The ongoing delay in ratifying the Convention would be just an interesting political science case study if the United States were not facing serious consequences because of our non-participation. As a non-party we do not have a seat at the table to prevent proposed amendments that would roll back Convention rights we fought hard to achieve. In addition, as a non-party, our ability to influence the decisions of the Commission on the Limits of the Continental Shelf is severely constrained. Russia is already making excessive claims in the Arctic. Until we become a party to the Convention, we will be in a weakened position to protect our national interests in these discussions.

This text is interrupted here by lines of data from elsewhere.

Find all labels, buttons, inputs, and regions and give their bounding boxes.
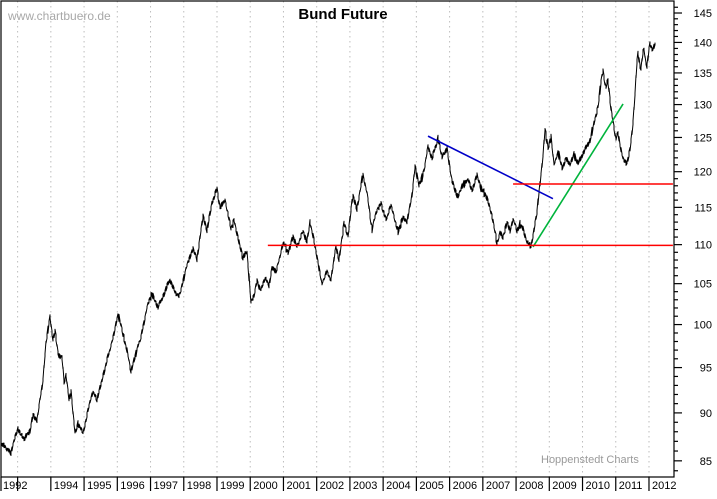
downtrend-line [427,135,554,200]
y-tick-label: 90 [700,408,712,420]
plot-frame [0,0,675,478]
price-series [1,41,656,456]
y-tick-label: 125 [694,132,712,144]
x-tick-label: 2001 [286,480,310,492]
x-tick-label: 1998 [187,480,211,492]
x-tick-label: 1997 [154,480,178,492]
x-tick-label: 2000 [253,480,277,492]
y-tick-label: 105 [694,279,712,291]
x-tick-label: 2005 [419,480,443,492]
attribution-text: Hoppenstedt Charts [541,454,639,466]
y-tick-label: 100 [694,320,712,332]
x-tick-label: 2007 [486,480,510,492]
y-tick-label: 95 [700,363,712,375]
x-tick-label: 2002 [320,480,344,492]
watermark-text: www.chartbuero.de [8,9,111,23]
x-tick-label: 2004 [386,480,410,492]
y-tick-label: 120 [694,167,712,179]
y-tick-label: 85 [700,456,712,468]
x-tick-label: 2012 [652,480,676,492]
x-tick-label: 2010 [586,480,610,492]
y-tick-label: 110 [694,240,712,252]
x-tick-label: 1994 [54,480,78,492]
y-tick-label: 115 [694,202,712,214]
y-tick-label: 135 [694,68,712,80]
y-tick-label: 130 [694,100,712,112]
x-tick-label: 1996 [120,480,144,492]
x-tick-label: 1999 [220,480,244,492]
x-tick-label: 2006 [453,480,477,492]
y-tick-label: 145 [694,8,712,20]
x-tick-label: 2011 [619,480,643,492]
x-tick-label: 2003 [353,480,377,492]
x-tick-label: 2009 [552,480,576,492]
y-tick-label: 140 [694,37,712,49]
x-tick-label: 2008 [519,480,543,492]
x-tick-label: 1995 [87,480,111,492]
x-tick-label-start: 1992 [3,480,27,492]
chart-title: Bund Future [298,6,388,23]
uptrend-line [532,103,624,248]
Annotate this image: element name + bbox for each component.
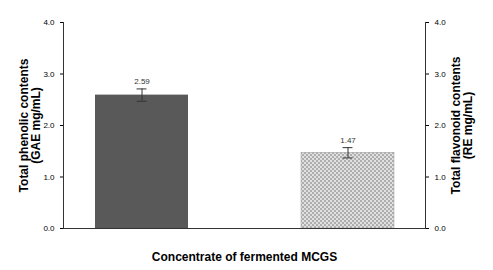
svg-text:0.0: 0.0 <box>435 224 447 233</box>
svg-text:Total flavonoid contents(RE mg: Total flavonoid contents(RE mg/mL) <box>449 56 475 194</box>
svg-text:3.0: 3.0 <box>435 70 447 79</box>
svg-text:0.0: 0.0 <box>43 224 55 233</box>
svg-text:1.0: 1.0 <box>43 173 55 182</box>
svg-text:Concentrate of fermented MCGS: Concentrate of fermented MCGS <box>152 250 337 264</box>
svg-text:4.0: 4.0 <box>43 18 55 27</box>
svg-text:2.0: 2.0 <box>43 121 55 130</box>
svg-text:2.0: 2.0 <box>435 121 447 130</box>
svg-text:Total phenolic contents(GAE mg: Total phenolic contents(GAE mg/mL) <box>17 58 43 192</box>
svg-text:1.47: 1.47 <box>340 136 356 145</box>
svg-text:1.0: 1.0 <box>435 173 447 182</box>
svg-text:4.0: 4.0 <box>435 18 447 27</box>
svg-text:2.59: 2.59 <box>134 77 150 86</box>
svg-text:3.0: 3.0 <box>43 70 55 79</box>
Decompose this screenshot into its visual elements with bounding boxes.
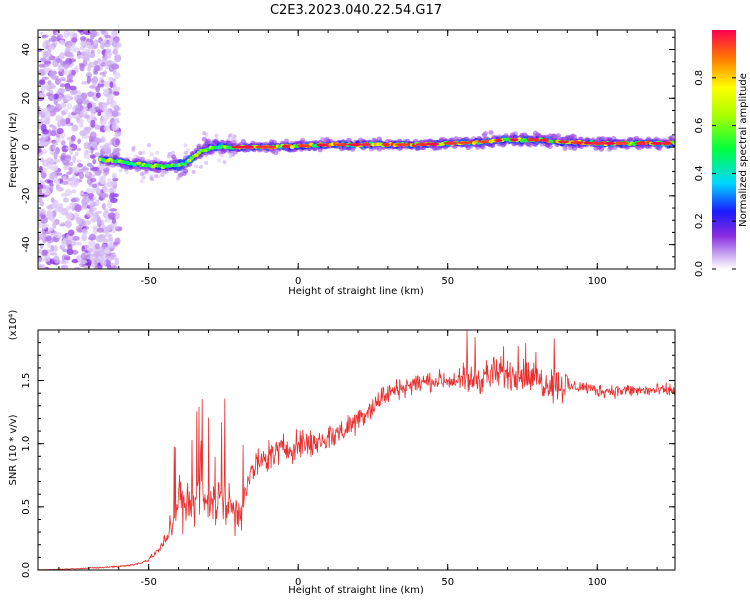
snr-x-tick-label: 100 [588, 577, 607, 588]
spectrogram-y-tick-label: -40 [21, 236, 32, 252]
colorbar-label: Normalized spectral amplitude [738, 73, 749, 227]
colorbar-gradient [712, 30, 736, 269]
snr-x-tick-label: -50 [140, 577, 156, 588]
snr-y-multiplier: (x10⁴) [8, 310, 19, 341]
colorbar-tick-label: 0.6 [694, 118, 705, 134]
spectrogram-x-tick-label: 100 [588, 276, 607, 287]
spectrogram-x-tick-label: -50 [140, 276, 156, 287]
snr-y-tick-label: 1.5 [21, 373, 32, 389]
spectrogram-x-axis-label: Height of straight line (km) [288, 286, 424, 297]
snr-y-tick-label: 1.0 [21, 436, 32, 452]
snr-y-tick-label: 0.5 [21, 499, 32, 515]
colorbar-tick-label: 0.8 [694, 70, 705, 86]
colorbar-tick-label: 0.0 [694, 261, 705, 277]
snr-y-axis-label: SNR (10 * v/v) [8, 414, 19, 485]
spectrogram-y-tick-label: -20 [21, 188, 32, 204]
spectrogram-panel: -50 0 50 100 -40 -20 0 20 40 Height of straight… [8, 29, 676, 297]
colorbar-ticks: 0.0 0.2 0.4 0.6 0.8 [694, 70, 736, 277]
spectrogram-heatmap [38, 30, 675, 269]
snr-x-tick-label: 50 [441, 577, 454, 588]
spectrogram-x-tick-label: 50 [441, 276, 454, 287]
figure-title: C2E3.2023.040.22.54.G17 [270, 3, 442, 18]
spectrogram-x-tick-label: 0 [295, 276, 301, 287]
snr-panel: -50 0 50 100 0.0 0.5 1.0 1.5 Height of straigh… [8, 310, 676, 596]
snr-y-ticks: 0.0 0.5 1.0 1.5 [21, 329, 675, 578]
snr-y-tick-label: 0.0 [21, 562, 32, 578]
colorbar: 0.0 0.2 0.4 0.6 0.8 Normalized spectral ampl… [694, 30, 749, 277]
spectrogram-x-ticks: -50 0 50 100 [58, 30, 658, 287]
snr-x-tick-label: 0 [295, 577, 301, 588]
colorbar-tick-label: 0.4 [694, 165, 705, 181]
colorbar-tick-label: 0.2 [694, 213, 705, 229]
spectrogram-y-ticks: -40 -20 0 20 40 [21, 36, 675, 270]
spectrogram-y-tick-label: 20 [21, 92, 32, 105]
snr-x-ticks: -50 0 50 100 [58, 330, 658, 588]
spectrogram-y-axis-label: Frequency (Hz) [8, 112, 19, 188]
spectrogram-y-tick-label: 0 [21, 144, 32, 150]
spectrogram-y-tick-label: 40 [21, 43, 32, 56]
snr-x-axis-label: Height of straight line (km) [288, 585, 424, 596]
snr-series-line [38, 330, 675, 570]
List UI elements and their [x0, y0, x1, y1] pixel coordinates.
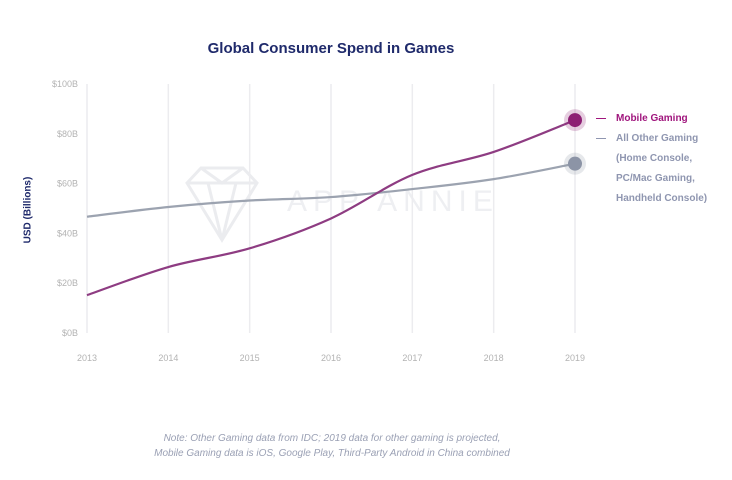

Opponents seem to think that if the U.S. declines to ratify the Law of the Sea, the United States can avoid any multi-lateral responsibilities or entanglements related to the oceans. But unlike some treaties, such as the Kyoto Agreement and the Comprehensive Test Ban Treaty, where U.S. non-participation renders the treaty virtually irrelevant or inoperable, the Law of the Sea will continue to form the basis of maritime law regardless of whether the U.S. is a party. International decisions related to national claims on continental shelves beyond 200 miles from our shore, resource exploitation in the open ocean, navigation rights, and other matters will be made in the context of the treaty whether we join or not.
Consequently, the United States cannot insulate itself from the Convention merely by declining to ratify. The Convention is the accepted standard in international maritime law. Americans who use the ocean and interact with other nations on the ocean, including the Navy, shipping interests, and fisherman, have told me that they already have to contend with provisions of the Law of the Sea on a daily basis. They want the United States to participate in the structures of Law of the Sea to defend their interests and to make sure that other nations respect our rights and claims.
Given that the United States has been abiding by all but one provision of the Treaty since President Reagan’s 1983 Statement of Oceans Policy and that we have been a party to a less advantageous international convention on ocean law since 1958, dire predictions about the hazards to our sovereignty of joining the Law of the Sea ring particularly hollow.
It is irresponsible for us to wait to ratify the Law of the Sea until we feel the negative consequences of our absence from the Convention. The Senate should ratify the Law of the Sea Convention now in the interest of U.S. national security, the U.S. economy, and the American people.